I hate getting these opportunities.
Our boys will be beginning kindergarten next Fall and Rob will start going to school part time. The kids aren’t going to need a fulltime homemaker forever (right? :-)) and he wants some education to prepare for the time when they’re off to a university to become a scientist (Brian) and a lumberjack (Alan).
But it turns out Rob can very likely get a grant. Not a loan, but a good deal of money for part of his education without obligation to repay. His school is strongly encouraging him to apply and he’d likely get it.
Here’s the problem: we don’t need it. The biggest reason he’s so very eligible for this grant is because he’s had no income for years as a stay-at-home dad, is not legally married to me in Utah, and has next to no assets on paper. In short, he’s eligible because we’re not legally hitched. By the way the law is here, he may as well be a homeless, single parent. But he does have access to all our money and we live quite comfortably. In short, as I outlined, here, we have one of those opportunities to take advantage of the government for misclassifying our family.
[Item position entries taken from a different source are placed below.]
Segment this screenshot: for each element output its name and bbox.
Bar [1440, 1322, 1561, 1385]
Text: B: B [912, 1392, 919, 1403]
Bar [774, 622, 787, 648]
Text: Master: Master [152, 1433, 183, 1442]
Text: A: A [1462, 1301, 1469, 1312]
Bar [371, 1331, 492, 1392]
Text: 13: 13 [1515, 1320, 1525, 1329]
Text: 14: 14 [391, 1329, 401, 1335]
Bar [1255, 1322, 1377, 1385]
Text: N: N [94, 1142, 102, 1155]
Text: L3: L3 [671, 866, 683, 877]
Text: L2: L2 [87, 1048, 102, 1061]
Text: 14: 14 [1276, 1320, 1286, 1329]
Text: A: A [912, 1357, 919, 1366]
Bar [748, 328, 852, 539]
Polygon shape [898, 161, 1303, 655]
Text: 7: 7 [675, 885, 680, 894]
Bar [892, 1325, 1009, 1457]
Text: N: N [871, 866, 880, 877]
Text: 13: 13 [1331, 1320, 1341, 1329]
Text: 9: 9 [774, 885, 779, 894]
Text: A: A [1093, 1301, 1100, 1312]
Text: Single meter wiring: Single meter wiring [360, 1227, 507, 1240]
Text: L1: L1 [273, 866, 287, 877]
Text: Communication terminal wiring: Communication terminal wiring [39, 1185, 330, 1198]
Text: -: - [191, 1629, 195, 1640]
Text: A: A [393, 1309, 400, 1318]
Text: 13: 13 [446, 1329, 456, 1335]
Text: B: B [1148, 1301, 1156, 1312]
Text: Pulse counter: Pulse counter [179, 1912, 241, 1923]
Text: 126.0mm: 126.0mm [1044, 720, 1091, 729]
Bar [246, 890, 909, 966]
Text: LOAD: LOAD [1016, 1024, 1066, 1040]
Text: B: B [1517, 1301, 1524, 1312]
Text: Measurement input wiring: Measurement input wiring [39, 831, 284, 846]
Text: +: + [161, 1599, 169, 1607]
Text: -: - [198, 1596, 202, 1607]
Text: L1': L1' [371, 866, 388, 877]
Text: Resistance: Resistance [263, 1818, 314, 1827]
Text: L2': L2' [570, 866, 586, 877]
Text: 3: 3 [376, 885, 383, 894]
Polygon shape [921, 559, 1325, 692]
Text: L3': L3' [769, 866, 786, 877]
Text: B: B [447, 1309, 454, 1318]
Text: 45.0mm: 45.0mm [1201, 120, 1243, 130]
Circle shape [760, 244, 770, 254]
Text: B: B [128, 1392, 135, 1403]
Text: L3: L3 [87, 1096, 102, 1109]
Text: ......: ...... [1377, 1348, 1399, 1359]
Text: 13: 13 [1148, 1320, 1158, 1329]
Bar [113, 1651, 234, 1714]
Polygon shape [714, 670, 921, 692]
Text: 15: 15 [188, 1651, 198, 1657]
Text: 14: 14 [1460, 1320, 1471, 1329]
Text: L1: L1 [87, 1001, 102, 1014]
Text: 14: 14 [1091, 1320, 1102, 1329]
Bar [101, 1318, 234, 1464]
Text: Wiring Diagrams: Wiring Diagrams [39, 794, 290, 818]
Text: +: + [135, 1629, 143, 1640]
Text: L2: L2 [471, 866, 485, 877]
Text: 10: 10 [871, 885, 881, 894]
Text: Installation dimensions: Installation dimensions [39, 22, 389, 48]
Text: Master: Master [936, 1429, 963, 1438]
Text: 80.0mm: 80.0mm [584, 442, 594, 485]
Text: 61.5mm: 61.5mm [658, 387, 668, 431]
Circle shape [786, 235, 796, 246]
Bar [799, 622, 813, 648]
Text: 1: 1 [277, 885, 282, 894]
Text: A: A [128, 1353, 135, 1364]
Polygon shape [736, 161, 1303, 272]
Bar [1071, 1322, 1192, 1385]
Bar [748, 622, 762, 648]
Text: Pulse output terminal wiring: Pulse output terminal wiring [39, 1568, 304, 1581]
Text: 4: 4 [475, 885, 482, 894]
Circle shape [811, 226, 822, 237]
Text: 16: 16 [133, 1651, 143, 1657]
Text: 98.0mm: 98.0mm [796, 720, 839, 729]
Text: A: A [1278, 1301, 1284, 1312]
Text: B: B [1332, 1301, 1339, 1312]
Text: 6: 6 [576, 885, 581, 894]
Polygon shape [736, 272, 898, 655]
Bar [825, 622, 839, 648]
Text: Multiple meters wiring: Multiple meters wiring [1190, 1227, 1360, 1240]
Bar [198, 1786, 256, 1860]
Right now, I feel angry we’re given such a choice. On one hand, we do pay more in taxes each year for not having that law behind us. Why? Because one of us isn’t supposed to have an M on our birth certificate. There are many other ways we all pay for gay couples not having this law, as I’ve listed before (1, 2, 3, and 4 ). And here’s another chance for us to get some of that back, and it’s all legal.
The unequal treatment of our home wears on me. I understand than many are going on faith and habit to explain why they aren’t doing wrong, but, to me, it should be offensive to any sense of fairness, somewhere. It doesn’t jive with the Golden Rule, and it puts a whole group of American homes into being Other, second class… and if I’m not “one of us”, why not act like it? Right now I feel like we should take all we can from our legal categorization. The people who want us classified in that way should put their money where their vote is, right? In fact, as I’ve outlined before, on average, it costs the public more to keep gay couples unwed than giving them the legal tools to take care of and be responsible for each other.
But this isn’t a new problem; for one, we could get a good deal back each year in taxes if Rob would claim to be a single parent with no income. Maybe I’ve become numb to that one. To date, we’ve never done that or taken any of it, though we know well-off gay couples who do.
See, I feel now like I want to take such money, with a show of contempt. But I’ve felt this before. I know in my head it’s not that easy; when the time comes he’ll have to mark either ‘single’ or ‘married’ on whatever form they send, and my emotions will begin to pull in line with the rest of my head. He’d have to sign to that, claiming it’s true, probably right there in our home. And we’ll not be able to do it. To take that money back and balance the scales a bit, they’d force us to first humiliate our family. The government would make us say “Yeah, you’re right. We’re single.” It’s dehumanizing.
Thinking on it more, though, we are again already forced by law to check that ‘single’ box once a year when we file my taxes. Maybe, if we’re going to be forced anyway, we should count ourselves beaten and just do it here too, where it would at least and instead profit us?
But no… That money is meant for people who are actually hurting, many of whom, I’m sure, would treat us with equity. Furthermore, marking that box to keep from breaking law is one thing; doing it for money is another. I almost now feel guilty for not marking ‘married’ on my taxes and braving what might come back from the IRS, but that could hurt the kids.
Clearly I didn’t give this enough time to settle in my mind before I began writing; I’m still heated thinking about it. That’s right. I was told someone offered us money and it pissed me off :-). I wonder what others around here would do if in this situation.
Being in this position is simply irritating to me, and I look forward to the change that seems so inevitable but too slow, nonetheless. No, I’m already feeling pretty sure we won’t take back any money here, particularly if it means we’d be again forced to say our 14 years together, and over a decade of marriage is defined as being ‘single.’ Maybe, I just want those who work hard to keep us from legal equality and think harming my family can be spun as “pro-family” to know the circumstances under which they take that disproportionate slice from our homes for themselves. I want them to know we, personally, aren’t buying it, and we’re not taking back what we could under such conditions.
Oh, and I want them to care… :-) They’d probably just laugh as they get to classify my home by their standard and they don’t have to pay for it. Maybe we will take the money ;-).